Vendredi, le Club Bruges a étoffé son effectif d’un - jeune - attaquant supplémentaire : le Brésilien Wesley Moraes Ferreira Da Silva (19 ans). "Au début de ce mercato d’hiver, le recrutement d’un avant-centre ne constituait pas pour nous une priorité", avoue Vincent Mannaert, le CEO du Club. "Notamment parce que, avec 47 buts inscrits, notre ligne offensive se révèle actuellement la plus efficace. Nous n’étions à l’affût que d’une opportunité que nous avions bien définie : nous voulions un grand et si possible jeune avant de pointe."

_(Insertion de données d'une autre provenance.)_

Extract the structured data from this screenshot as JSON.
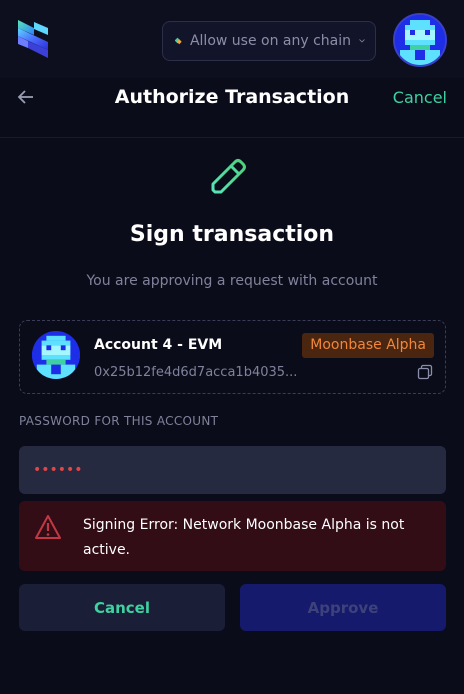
{
  "topbar": {
    "chain_selector_label": "Allow use on any chain"
  },
  "header": {
    "title": "Authorize Transaction",
    "cancel_label": "Cancel"
  },
  "sign": {
    "title": "Sign transaction",
    "subtitle": "You are approving a request with account"
  },
  "account": {
    "name": "Account 4 - EVM",
    "network": "Moonbase Alpha",
    "address": "0x25b12fe4d6d7acca1b4035..."
  },
  "password": {
    "label": "PASSWORD FOR THIS ACCOUNT",
    "value": "••••••"
  },
  "error": {
    "message": "Signing Error: Network Moonbase Alpha is not active."
  },
  "actions": {
    "cancel_label": "Cancel",
    "approve_label": "Approve"
  },
  "colors": {
    "accent_green": "#3fd1a0",
    "network_badge_text": "#f0873c",
    "error_bg": "#330d16",
    "error_red": "#e04646",
    "approve_bg": "#151a6d"
  },
  "icons": {
    "logo": "subwallet-logo",
    "back": "arrow-left-icon",
    "sign": "pencil-icon",
    "copy": "copy-icon",
    "warning": "warning-icon",
    "chain": "chain-icon",
    "dropdown": "chevron-down-icon"
  }
}
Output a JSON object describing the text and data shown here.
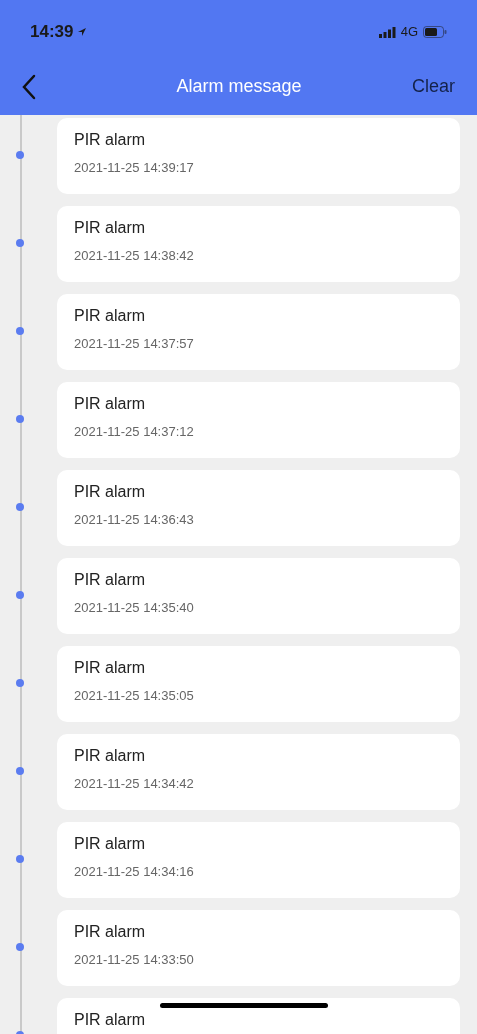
{
  "status_bar": {
    "time": "14:39",
    "network": "4G"
  },
  "nav": {
    "title": "Alarm message",
    "action": "Clear"
  },
  "alarms": [
    {
      "title": "PIR alarm",
      "time": "2021-11-25 14:39:17"
    },
    {
      "title": "PIR alarm",
      "time": "2021-11-25 14:38:42"
    },
    {
      "title": "PIR alarm",
      "time": "2021-11-25 14:37:57"
    },
    {
      "title": "PIR alarm",
      "time": "2021-11-25 14:37:12"
    },
    {
      "title": "PIR alarm",
      "time": "2021-11-25 14:36:43"
    },
    {
      "title": "PIR alarm",
      "time": "2021-11-25 14:35:40"
    },
    {
      "title": "PIR alarm",
      "time": "2021-11-25 14:35:05"
    },
    {
      "title": "PIR alarm",
      "time": "2021-11-25 14:34:42"
    },
    {
      "title": "PIR alarm",
      "time": "2021-11-25 14:34:16"
    },
    {
      "title": "PIR alarm",
      "time": "2021-11-25 14:33:50"
    },
    {
      "title": "PIR alarm"
    }
  ]
}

Wesley mesure 1m92. Il répond donc à ce critère de sélection.

Ces derniers jours , une rumeur - parfois insistante - avait circulé : non payé par Besiktas, Tom De Sutter allait revenir à Bruges… contre l’avis des supporters.

Vendredi, en début d’après-midi, dans sa conférence de presse, Michel Preud’homme n’avait pas démenti l’information : "Des contacts ont été établis. Nous connaissons évidemment la valeur de Tom. Mais avec Vossen, Diaby et Leandro, nous possédons déjà trois avant-centres aux caractéristiques différentes. En détenir trop n’est pas indiqué."

L’entraîneur du Club avait alors évoqué Leandro : "Nous ne doutons pas de ses qualités mais nous ignorons à quel moment il explosera."

Quelques heures plus tard, le Club Bruges officialisait l’arrivée de Wesley et lui faisait signer un contrat de 3 saisons et demie : "Wesley est un remiseur, du type Oulare. Il peut parfaitement évoluer dos au but. C’est un profil que nous ne possédions pas encore."

Wesley a fait ses classes au sein du club brésilien d’Itabuna. L’été dernier, Itabuna l’a cédé à l’AS Trencin, un club slovaque de pointe où a également évolué le Gantois Moses Simon.

Wesley a inscrit six buts en 18 rencontres de championnat, deux en coupe nationale et deux, aussi, dans le tour préliminaire de Ligue des champions contre le Steaua Bucarest : "Le grand avantage, avec Wesley, est qu’il ne provient pas directement du Brésil", affirme encore Vincent Mannaert. "il n’a donc plus besoin d’un temps d’adaptation."